The show that Say Nothing could have most profitably emulated is HBO’s Elena Ferrante adaptation, My Brilliant Friend. Say Nothing, of course, is based on a single (very long) nonfiction book, and My Brilliant Friend—whose fourth and final season is airing now—is based on a quartet of novels. But they also pose strangely similar predicaments as televisual adaptations. They both take place over the course of several decades, requiring multiple recastings, different actors playing a dramatic relay race with indelible characters. Both require constant, rather fleet-footed exposition about the political movements of postwar Europe. Both luxuriate in long conversations about politics and morality. Both thrive in the depiction of suffocating, life-giving small towns, where everybody knows your name and everybody judges you for everything you do. Both shows are about the crushing weight of memory, the trauma of youth, the disappointment of adulthood.

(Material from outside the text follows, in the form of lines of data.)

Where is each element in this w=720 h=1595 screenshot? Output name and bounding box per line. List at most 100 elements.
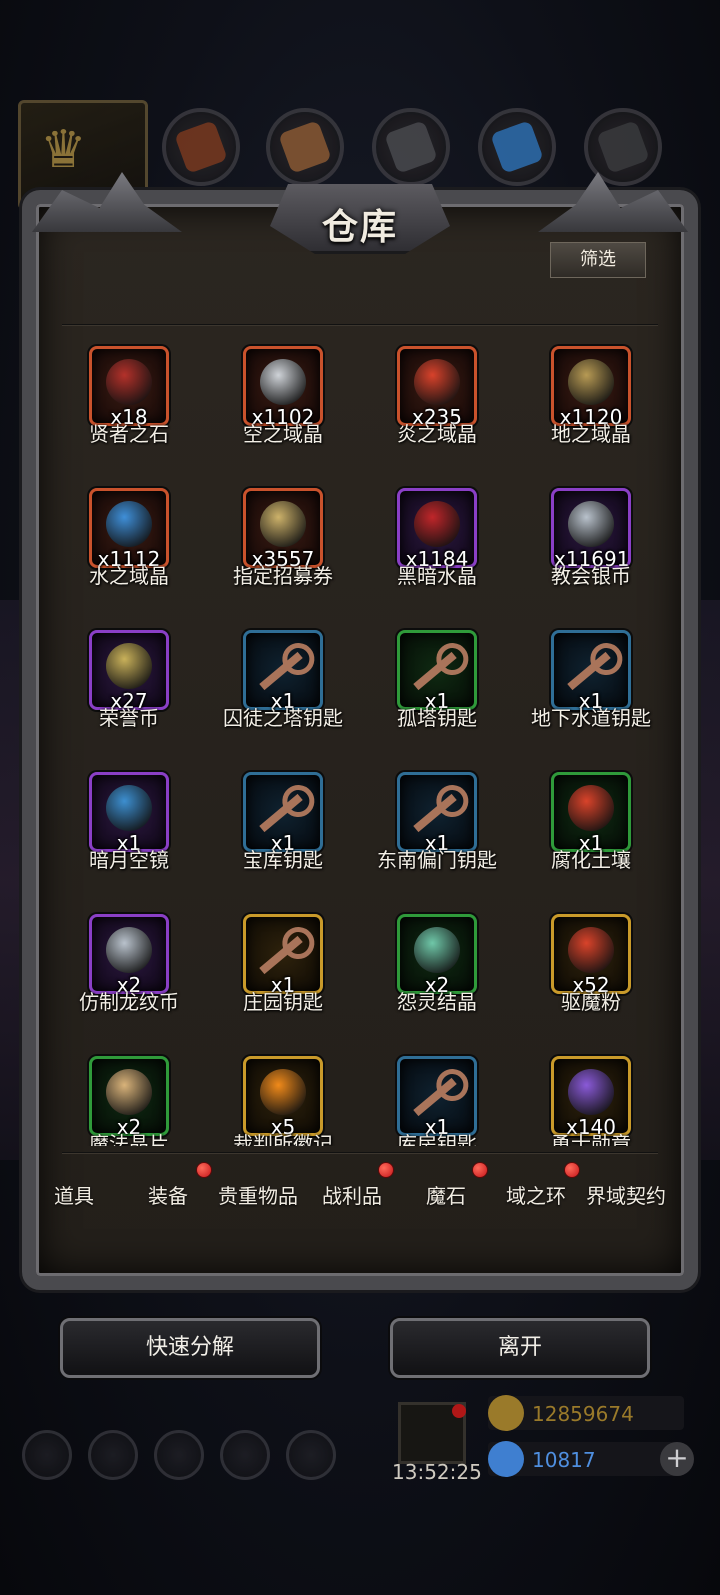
leave-button[interactable]: 离开 <box>390 1318 650 1378</box>
tab-loot[interactable]: 战利品 <box>322 1180 382 1209</box>
tab-realm-contracts[interactable]: 界域契约 <box>586 1180 666 1209</box>
key-icon <box>259 793 303 833</box>
item-slot: x3557 <box>243 488 323 571</box>
tab-valuables[interactable]: 贵重物品 <box>218 1180 298 1209</box>
item-slot: x11691 <box>551 488 631 571</box>
item-name: 空之域晶 <box>243 422 323 446</box>
item-name: 荣誉币 <box>99 706 159 730</box>
item-cell[interactable]: x1 庄园钥匙 <box>206 906 360 1048</box>
item-cell[interactable]: x1112 水之域晶 <box>52 480 206 622</box>
item-slot: x1 <box>397 772 477 855</box>
item-slot: x1 <box>397 1056 477 1139</box>
gold-amount: 12859674 <box>532 1402 634 1426</box>
dark-crystal-icon <box>414 501 460 547</box>
item-name: 怨灵结晶 <box>397 990 477 1014</box>
item-slot: x27 <box>89 630 169 713</box>
tab-magic-stones[interactable]: 魔石 <box>426 1180 466 1209</box>
bottom-divider <box>62 1152 658 1154</box>
item-grid-viewport[interactable]: x18 贤者之石 x1102 空之域晶 x235 炎之域晶 x1120 地之域晶 x1112 水之… <box>52 338 668 1146</box>
item-cell[interactable]: x18 贤者之石 <box>52 338 206 480</box>
item-cell[interactable]: x27 荣誉币 <box>52 622 206 764</box>
item-slot: x18 <box>89 346 169 429</box>
item-cell[interactable]: x1 暗月空镜 <box>52 764 206 906</box>
item-cell[interactable]: x1 宝库钥匙 <box>206 764 360 906</box>
item-slot: x1 <box>243 630 323 713</box>
item-cell[interactable]: x140 勇士勋章 <box>514 1048 668 1146</box>
item-name: 裁判所徽记 <box>233 1132 333 1146</box>
item-slot: x1120 <box>551 346 631 429</box>
spirit-crystal-icon <box>414 927 460 973</box>
item-slot: x1112 <box>89 488 169 571</box>
tab-domain-rings-badge <box>564 1162 580 1178</box>
item-name: 黑暗水晶 <box>397 564 477 588</box>
item-cell[interactable]: x11691 教会银币 <box>514 480 668 622</box>
item-name: 腐化土壤 <box>551 848 631 872</box>
item-name: 孤塔钥匙 <box>397 706 477 730</box>
warehouse-dialog: 仓库 筛选 x18 贤者之石 x1102 空之域晶 x235 炎之域晶 x1120 地之域晶 x… <box>22 172 698 1290</box>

The major difference is that My Brilliant Friend has the luxury of time. It can slow-play every casting change, giving the audience time to acclimate to new actors, and giving those actors time to build characters of their own. It has time for every political argument, for every detail of life in a bygone time. More than that, as a show about memory, it can build and play off of the viewer’s own memory. Say Nothing could have done the same, but with more bank robberies.
Maybe nobody ever considered Say Nothing as a multiseason project. It is a substantial achievement as a limited series, with a cast and writers who have leaned into the nuance of this story, refusing heroes and villains, as insistent on memorializing the murdered victims of the IRA as it is on depicting the cruelty of British colonial rule in Ireland. It is a work of great difficulty and great ambition. Moreover, in a media environment that seeks to reduce risk at all costs, it is a defiantly risky proposition. It’s a risk to put money and resources behind a dark, violent saga about terrorism, starring a scarce handful of recognizable actors, but it’s also a risk to limit such a story to a nine-part episode dump. Say Nothing is a bright flash; I would love to have seen it burn for a little longer.